I bumped into a neighbour of my sales team’s London office who sell NLP-type training (Rebecca and Rachel) and we got chatting on their industry and the lack of funds people put aside to train their people.

The Chartered Institute of Personnel Development is their professional body, and I’d heard of them recently as they’d just opened a swanky £12m building in Wimbledon.  It turns out that in their latest ‘state of the nation’ industry report, they found that the average amount of cash spent each year per employee on training was just £607.

That’s not a lot.  I remember around 2003 sitting in on a training course with a bloke from Tack International who, aside from his personal shortcomings on the training front and lack of sales savvy, did make one worthwhile observation; that his firm reckoned only 1½ days a year were given to the typical rep in training.

And I recall my very first formal training.  A Welshman that my sales director rated highly called Wynn Rees said he could give me a one-on-one for a day and give me the basics for around £800 (this was back in the early 90s).  Yet to squeeze more value out the day, my boss decided to include about half-a-dozen other reps.  Although Wynn was great value, this wasn’t the approach I’d recommend, as the older guys took the micturate a touch thinking it was beneath them.  And at around £100 a pop, did it really progress them?  I don’t reckon so.

In my quest for knowledge on the embryonic sales software marketplace in the mid-90s, I read a book (can’t remember what it was as some bugger pinched it from me!) that spoke about linking ‘development’ into software so that task-related elements could be reinforced by systems.  It was pretty interesting stuff, and ten years later, in Val D’Isere a CEO of Huthwaite got all excited telling me about how he was putting this in place for ‘spin’. I bet firms are paying more than six hundred quid per person on this….

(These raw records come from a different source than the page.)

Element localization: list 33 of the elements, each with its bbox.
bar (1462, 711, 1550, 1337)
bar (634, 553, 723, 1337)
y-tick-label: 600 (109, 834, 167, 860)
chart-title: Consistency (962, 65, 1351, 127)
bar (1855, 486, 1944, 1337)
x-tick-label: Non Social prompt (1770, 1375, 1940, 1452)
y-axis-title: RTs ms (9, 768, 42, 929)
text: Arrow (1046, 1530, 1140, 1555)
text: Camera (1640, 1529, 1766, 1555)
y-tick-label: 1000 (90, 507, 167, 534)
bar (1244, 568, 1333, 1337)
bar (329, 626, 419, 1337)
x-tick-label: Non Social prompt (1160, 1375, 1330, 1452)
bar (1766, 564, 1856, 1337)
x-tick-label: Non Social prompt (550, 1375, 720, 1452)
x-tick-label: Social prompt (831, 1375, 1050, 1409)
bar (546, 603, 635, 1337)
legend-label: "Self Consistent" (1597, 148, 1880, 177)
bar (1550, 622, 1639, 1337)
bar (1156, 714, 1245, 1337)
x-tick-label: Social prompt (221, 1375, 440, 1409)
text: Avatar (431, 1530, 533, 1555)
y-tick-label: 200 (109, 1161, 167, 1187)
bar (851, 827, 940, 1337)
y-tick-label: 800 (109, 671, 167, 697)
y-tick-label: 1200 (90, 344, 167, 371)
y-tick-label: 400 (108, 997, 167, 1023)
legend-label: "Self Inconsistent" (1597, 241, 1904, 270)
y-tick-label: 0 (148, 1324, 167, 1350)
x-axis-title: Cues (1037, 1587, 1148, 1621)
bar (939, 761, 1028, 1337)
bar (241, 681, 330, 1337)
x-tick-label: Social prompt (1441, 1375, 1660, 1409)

I try and do constant development with my guys, objection handling role play on the way to meetings at the obvious level, personal tactics to employ and so on further up the ladder.  I’ve seen many firms employ their own ‘sales ops’ guys, and I’ve seen others try and turn sales managers into ‘sales coaches’.  I’ve seen neither work.  They fail as the ‘coach’ is not at the permanent call of the rep, hasn’t clear and agreed guidelines for development areas agreed, lets ego get in the way, doesn’t reinforce the message on a frequent enough basis, and can’t prove where their efforts have brought about improvement.